In email Data Loss Prevention policies you add rules to restrict the information that can be included in emails. Rules can be applied to inbound or outbound emails and you can add up to 25 rules to a policy.
You can apply rules to different users, groups of users and domains. For example, you could set up a rule to prevent any financial information going out of the organization for most users. You could then apply a less strict rule to accounting staff.
To add Data Loss Prevention to emails, create a Data Loss Prevention policy.
When you create a policy, the action is set to the Sophos default. You can change this when you create or edit the rule.
In Settings, you can see the rules for inbound or outbound emails that are associated with a policy. You can change the order of the rules, and turn them on or off.
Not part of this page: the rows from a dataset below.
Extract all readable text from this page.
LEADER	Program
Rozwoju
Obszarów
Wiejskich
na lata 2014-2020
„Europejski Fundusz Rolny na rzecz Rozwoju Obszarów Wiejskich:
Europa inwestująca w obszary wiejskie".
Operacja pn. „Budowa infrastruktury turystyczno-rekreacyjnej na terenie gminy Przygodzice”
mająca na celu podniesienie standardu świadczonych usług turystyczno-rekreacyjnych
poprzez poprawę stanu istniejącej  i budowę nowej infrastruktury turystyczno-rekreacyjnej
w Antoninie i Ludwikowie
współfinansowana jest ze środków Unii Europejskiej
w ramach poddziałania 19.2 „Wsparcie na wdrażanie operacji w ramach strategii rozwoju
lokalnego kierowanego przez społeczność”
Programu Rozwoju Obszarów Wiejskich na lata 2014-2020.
To view or edit rule settings, click on the rule name. You can also create new rules for a Data Loss Prevention policy.
When you create a rule you can use templates provided by Sophos to protect your data. You can also customize rules. You can choose the action you want to take when sensitive information is found in an email.
Templates
You can use templates to filter emails for financial, confidential, health and personally identifiable information. You can also filter emails by their attachment file types.
Custom
You can customize Data Loss Prevention rules using content control lists (CCL ), keywords or phrases.
A CCL defines data that you can use to filter emails to prevent data loss. Sophos provides expert definitions for common data types. You can also build CCLs to make customized definitions.
You can specify keywords or phrases you want to use to filter emails. You can add a maximum of 200. Keywords and phrases aren't case sensitive.